Читаем Лаз (сборник) полностью

Старик брил, а я остывал все больше – сначала остыли плечи, потом вся спина, холод полз по рукам, и только пальцы рук, которые я держал у живота, да выставленные вперед ноги были еще теплыми; вся надежда теперь была на ноги, все еще мои. Но холод входил теперь и в низ позвоночника с особой, необратимой силой, и, когда медленный скрежет кончился и они оттащили своего мертвеца, – я, остывший, остался сидеть в том же положении, как будто я стал фигуркой из чугуна, холодной и недвижной. Встать я не мог. Я как бы прирос в сидячем положении к земле, как прирастает к ней все неживое. Они спели короткую молитву. Только старик не пел: он напоследок прихорашивал мертвого, стряхивал пыль с его одежды и обирал траву.

Не прерывая тихого пения, они отволокли мертвого в приготовленный ему закуток из кубиков-кирпичей, пристроили его там и пошли дальше степью, старик и трое, – а я сидел как сидел.

Они были шагах в двадцати уже, когда старик спросил у них про меня, и один из троих ответил:

– На семь восьмых славянин... И на осьмушку, возможно, скиф.

– На осьмушку?

– А может быть, и осьмушки не наберется.

– Маловато, – сказал старик.

И тогда тот, с моложавым лицом, обернулся на ходу, словно хотел мне, оставшемуся сидеть, крикнуть: «Пока!» – но не крикнул; не сбавляя шага и не останавливаясь, он легко и небрежно швырнул или метнул небольшое копье в мою сторону с двадцати или двадцати пяти шагов, и мое тело издало звук, какой издает раздувшаяся от жары рыба, когда в нее на пробу втыкают нож: попал.

Я, сидевший, стал медленно заваливаться, а засевшее во мне копье, в то время как я заваливался, постепенно распрямлялось, пока не встало торчком, – копье стояло почти вертикально, а я теперь лежал на земле, придавив полынь. Я был все еще холодный и словно неживой, и, может быть, поэтому я чувствовал, что боль была тупая, и чувствовал все, что со мной происходит. Копье вошло с правой стороны под ребром – пробило кожную ткань, проскочив эпителий, протиснулось острием в густую кашеобразную массу печени, а затем, раздирая и легко рвя, отодвинуло витки кишок и вышло вон, насквозь.

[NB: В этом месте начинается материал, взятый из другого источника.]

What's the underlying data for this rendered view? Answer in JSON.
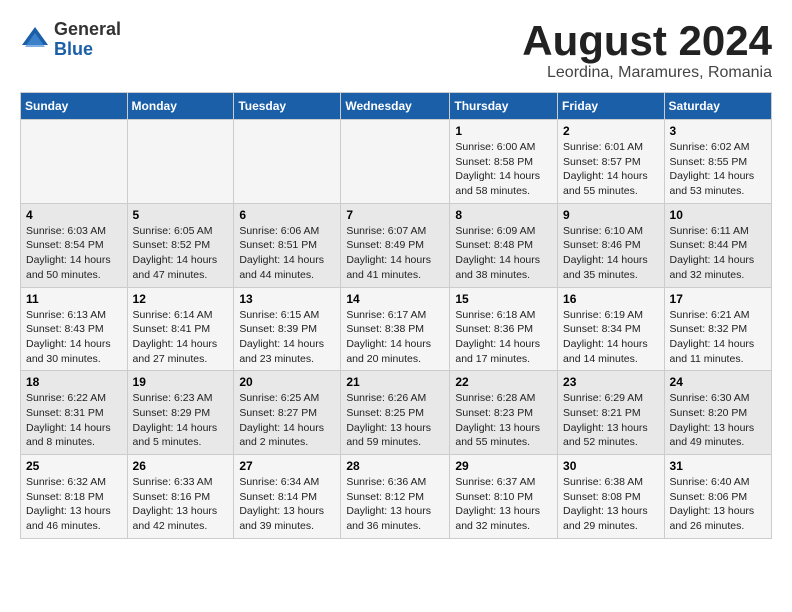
{
  "logo": {
    "general": "General",
    "blue": "Blue"
  },
  "title": "August 2024",
  "location": "Leordina, Maramures, Romania",
  "days_of_week": [
    "Sunday",
    "Monday",
    "Tuesday",
    "Wednesday",
    "Thursday",
    "Friday",
    "Saturday"
  ],
  "weeks": [
    [
      {
        "day": "",
        "info": ""
      },
      {
        "day": "",
        "info": ""
      },
      {
        "day": "",
        "info": ""
      },
      {
        "day": "",
        "info": ""
      },
      {
        "day": "1",
        "info": "Sunrise: 6:00 AM\nSunset: 8:58 PM\nDaylight: 14 hours and 58 minutes."
      },
      {
        "day": "2",
        "info": "Sunrise: 6:01 AM\nSunset: 8:57 PM\nDaylight: 14 hours and 55 minutes."
      },
      {
        "day": "3",
        "info": "Sunrise: 6:02 AM\nSunset: 8:55 PM\nDaylight: 14 hours and 53 minutes."
      }
    ],
    [
      {
        "day": "4",
        "info": "Sunrise: 6:03 AM\nSunset: 8:54 PM\nDaylight: 14 hours and 50 minutes."
      },
      {
        "day": "5",
        "info": "Sunrise: 6:05 AM\nSunset: 8:52 PM\nDaylight: 14 hours and 47 minutes."
      },
      {
        "day": "6",
        "info": "Sunrise: 6:06 AM\nSunset: 8:51 PM\nDaylight: 14 hours and 44 minutes."
      },
      {
        "day": "7",
        "info": "Sunrise: 6:07 AM\nSunset: 8:49 PM\nDaylight: 14 hours and 41 minutes."
      },
      {
        "day": "8",
        "info": "Sunrise: 6:09 AM\nSunset: 8:48 PM\nDaylight: 14 hours and 38 minutes."
      },
      {
        "day": "9",
        "info": "Sunrise: 6:10 AM\nSunset: 8:46 PM\nDaylight: 14 hours and 35 minutes."
      },
      {
        "day": "10",
        "info": "Sunrise: 6:11 AM\nSunset: 8:44 PM\nDaylight: 14 hours and 32 minutes."
      }
    ],
    [
      {
        "day": "11",
        "info": "Sunrise: 6:13 AM\nSunset: 8:43 PM\nDaylight: 14 hours and 30 minutes."
      },
      {
        "day": "12",
        "info": "Sunrise: 6:14 AM\nSunset: 8:41 PM\nDaylight: 14 hours and 27 minutes."
      },
      {
        "day": "13",
        "info": "Sunrise: 6:15 AM\nSunset: 8:39 PM\nDaylight: 14 hours and 23 minutes."
      },
      {
        "day": "14",
        "info": "Sunrise: 6:17 AM\nSunset: 8:38 PM\nDaylight: 14 hours and 20 minutes."
      },
      {
        "day": "15",
        "info": "Sunrise: 6:18 AM\nSunset: 8:36 PM\nDaylight: 14 hours and 17 minutes."
      },
      {
        "day": "16",
        "info": "Sunrise: 6:19 AM\nSunset: 8:34 PM\nDaylight: 14 hours and 14 minutes."
      },
      {
        "day": "17",
        "info": "Sunrise: 6:21 AM\nSunset: 8:32 PM\nDaylight: 14 hours and 11 minutes."
      }
    ],
    [
      {
        "day": "18",
        "info": "Sunrise: 6:22 AM\nSunset: 8:31 PM\nDaylight: 14 hours and 8 minutes."
      },
      {
        "day": "19",
        "info": "Sunrise: 6:23 AM\nSunset: 8:29 PM\nDaylight: 14 hours and 5 minutes."
      },
      {
        "day": "20",
        "info": "Sunrise: 6:25 AM\nSunset: 8:27 PM\nDaylight: 14 hours and 2 minutes."
      },
      {
        "day": "21",
        "info": "Sunrise: 6:26 AM\nSunset: 8:25 PM\nDaylight: 13 hours and 59 minutes."
      },
      {
        "day": "22",
        "info": "Sunrise: 6:28 AM\nSunset: 8:23 PM\nDaylight: 13 hours and 55 minutes."
      },
      {
        "day": "23",
        "info": "Sunrise: 6:29 AM\nSunset: 8:21 PM\nDaylight: 13 hours and 52 minutes."
      },
      {
        "day": "24",
        "info": "Sunrise: 6:30 AM\nSunset: 8:20 PM\nDaylight: 13 hours and 49 minutes."
      }
    ],
    [
      {
        "day": "25",
        "info": "Sunrise: 6:32 AM\nSunset: 8:18 PM\nDaylight: 13 hours and 46 minutes."
      },
      {
        "day": "26",
        "info": "Sunrise: 6:33 AM\nSunset: 8:16 PM\nDaylight: 13 hours and 42 minutes."
      },
      {
        "day": "27",
        "info": "Sunrise: 6:34 AM\nSunset: 8:14 PM\nDaylight: 13 hours and 39 minutes."
      },
      {
        "day": "28",
        "info": "Sunrise: 6:36 AM\nSunset: 8:12 PM\nDaylight: 13 hours and 36 minutes."
      },
      {
        "day": "29",
        "info": "Sunrise: 6:37 AM\nSunset: 8:10 PM\nDaylight: 13 hours and 32 minutes."
      },
      {
        "day": "30",
        "info": "Sunrise: 6:38 AM\nSunset: 8:08 PM\nDaylight: 13 hours and 29 minutes."
      },
      {
        "day": "31",
        "info": "Sunrise: 6:40 AM\nSunset: 8:06 PM\nDaylight: 13 hours and 26 minutes."
      }
    ]
  ]
}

На месте разрыва печени чужеродные вещества проникли в кровь и вызвали сепсис, – свертывание крови распространялось теперь по сосудам все дальше (напоминая скисание молока, но только ускоренное, вместо суток двадцать минут), и, когда отключилась вегетатика, легкие застыли в спазме. С этой минуты клетки уже задыхались без углеродистого обмена: они жили уже сами по себе, на внутреннем запасе. Но запас быстро истощался. Процессы прекратились – стоп – и теперь колесики вновь стронулись с места, но уже в обратном направлении: начался встречный процесс, распад. Аминокислоты перестраивали ряды. Началось дыхание непосредственно воздухом. Клетка вбирала чистый кислород напрямую, шло сгорание, которое почему-то называется гниением, какая глупость. Всякая борьба – это борьба. Надо же было как-то уцелеть и выжить, то есть остаться среди живых, живущих, и потому – и именно потому – аминокислоты торопились перейти, перевоплотиться в траву, в землю, в микроорганизмы, в воздух. Опытные бойцы. Они не упускали и не упустили своего шанса.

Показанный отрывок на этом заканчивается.